A wonderful rain jacket – the Mountain Hardware Plasmic. Lightweight and durable.
- Family pictures. By far one of the best presents was from my niece, little pictures of my family including a few of her Royal Cuteness.
- Leatherman Micra multitool. Under two ounces, full of useful tools and small enough to go unnoticed in a pocket during a TSA search (do not TRY this, just guessing…)
- Big Agnes Double Z sleeping pad. Four inches of air-filled comfort.
- REI Travel Sack. Compact and lightweight summer bag.
- Black Diamond Spot Headlamp. While I have a headlamp already, this one provides twice as much light, has more power-saving settings, and has a red light. Oh, and weighs less.
- Sea to Summit Mosquito Head Net. At one ounce, I will carry it as insurance, whether I need it or not.
- A couple REI Mini towels. Lightweight and useful.
- Dr. Bronners Soap and Hand Sanitizer. Necessities.
- Nalgene 96oz. Cantene. Plenty of storage capacity, yet collapses to nothingness when not in use.
- Buffs. A pair of useful head wraps. One will most likely be my pillow case, to keep my pillow from becoming disgusting.
- Gift Cards. Wonderful, wonderful money, with which I purchased the sleeping bag I have been dreaming of (and will soon be dreaming IN…), the Nemo Nocturne 15* bag. Bring on those cold nights.
- (Also from Gift Cards) Sea to Summit Thermolite Reactor Liner, in an attempt to keep the hiker funk to a minimum inside my cocoon of warmth.
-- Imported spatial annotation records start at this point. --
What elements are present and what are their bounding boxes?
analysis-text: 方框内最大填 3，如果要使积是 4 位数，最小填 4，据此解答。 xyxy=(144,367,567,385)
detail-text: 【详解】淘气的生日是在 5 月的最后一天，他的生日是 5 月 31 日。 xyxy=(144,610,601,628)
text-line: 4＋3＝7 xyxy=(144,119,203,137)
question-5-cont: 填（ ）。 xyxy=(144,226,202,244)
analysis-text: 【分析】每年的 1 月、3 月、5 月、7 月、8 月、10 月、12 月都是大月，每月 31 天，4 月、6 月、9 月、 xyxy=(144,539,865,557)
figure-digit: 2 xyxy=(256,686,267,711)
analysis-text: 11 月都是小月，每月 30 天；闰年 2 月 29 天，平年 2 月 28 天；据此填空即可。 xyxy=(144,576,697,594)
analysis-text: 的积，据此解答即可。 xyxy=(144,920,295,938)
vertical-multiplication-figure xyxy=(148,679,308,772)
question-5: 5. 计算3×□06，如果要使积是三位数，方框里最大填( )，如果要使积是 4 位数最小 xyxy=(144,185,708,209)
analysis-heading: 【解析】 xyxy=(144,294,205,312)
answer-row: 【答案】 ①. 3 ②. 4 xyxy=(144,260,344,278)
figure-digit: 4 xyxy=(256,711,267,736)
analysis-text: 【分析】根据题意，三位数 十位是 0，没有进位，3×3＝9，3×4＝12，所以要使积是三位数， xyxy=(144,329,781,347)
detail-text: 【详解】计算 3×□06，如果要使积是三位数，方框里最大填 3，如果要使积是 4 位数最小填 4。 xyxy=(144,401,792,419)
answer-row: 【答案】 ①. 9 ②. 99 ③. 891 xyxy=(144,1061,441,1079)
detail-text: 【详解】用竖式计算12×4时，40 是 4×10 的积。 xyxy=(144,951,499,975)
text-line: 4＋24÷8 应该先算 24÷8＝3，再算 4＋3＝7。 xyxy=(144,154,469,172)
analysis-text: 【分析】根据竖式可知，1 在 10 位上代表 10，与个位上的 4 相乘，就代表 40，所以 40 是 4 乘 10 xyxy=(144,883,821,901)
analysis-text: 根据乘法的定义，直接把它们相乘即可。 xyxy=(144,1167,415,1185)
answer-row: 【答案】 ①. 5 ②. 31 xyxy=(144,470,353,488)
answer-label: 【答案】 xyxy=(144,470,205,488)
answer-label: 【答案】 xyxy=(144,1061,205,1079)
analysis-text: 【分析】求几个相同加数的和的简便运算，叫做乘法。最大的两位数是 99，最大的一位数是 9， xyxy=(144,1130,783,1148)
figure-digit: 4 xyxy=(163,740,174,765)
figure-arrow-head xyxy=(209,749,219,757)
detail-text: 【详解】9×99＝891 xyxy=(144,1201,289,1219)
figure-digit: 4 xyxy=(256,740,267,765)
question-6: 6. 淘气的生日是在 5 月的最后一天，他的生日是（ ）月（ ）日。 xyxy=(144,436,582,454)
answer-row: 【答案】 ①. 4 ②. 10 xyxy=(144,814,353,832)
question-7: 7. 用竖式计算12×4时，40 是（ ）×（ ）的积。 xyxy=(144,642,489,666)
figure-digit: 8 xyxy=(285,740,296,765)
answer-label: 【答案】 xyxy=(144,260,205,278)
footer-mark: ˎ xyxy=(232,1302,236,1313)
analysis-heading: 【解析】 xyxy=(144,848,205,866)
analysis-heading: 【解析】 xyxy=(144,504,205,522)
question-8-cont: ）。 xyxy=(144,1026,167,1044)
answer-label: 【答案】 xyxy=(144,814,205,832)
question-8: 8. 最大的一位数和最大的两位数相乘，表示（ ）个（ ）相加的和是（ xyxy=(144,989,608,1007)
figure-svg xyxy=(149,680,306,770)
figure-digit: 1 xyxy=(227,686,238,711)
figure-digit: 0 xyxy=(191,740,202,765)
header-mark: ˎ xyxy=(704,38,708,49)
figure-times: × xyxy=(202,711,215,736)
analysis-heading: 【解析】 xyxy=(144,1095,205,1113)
- (Also from Gift Cards) Exped Air Pillow. Either for my head or for my knee, but at three ounces, why not.
I have officially switched boots. The Oboz shoes I had previously thought were wonderful had started to cause some discomfort. In an effort to keep getting in shape, I switched to a pair of unused Keen Targhee II Mid High boots I had sitting in a closet. I have been using them for a good month now, and have had little discomfort at all. In fact, from day one, they felt like they were already “broken in”, which I discovered is a common comment in reviews. I would like to try out a pair of Brooks Cascadia trail runner shoes, but I know that I wouldn’t use them at the start of my hike due to the snow. Perhaps when I am ready for my first boot replacement, though.
I am still searching for the right pair of shorts. I tried one pair, and liked them as shorts, but under my pack, they became uncomfortable, so the search continues. I am headed to REI soon to gather the last bit of items I need – a few stuff sacks, a couple spare sets of socks, maybe a fuel canister. Otherwise, I think I have everything I need, save for a few small odds and ends.
While I am stressed out beyond anything I have ever experienced before, I cannot wait to get on the trail. Maybe this is my current form of “running away”, as I’ve been accused of doing throughout my life, but at this point, I don’t care. Sometimes retreat is the only way you can survive. Three weeks… I can do this.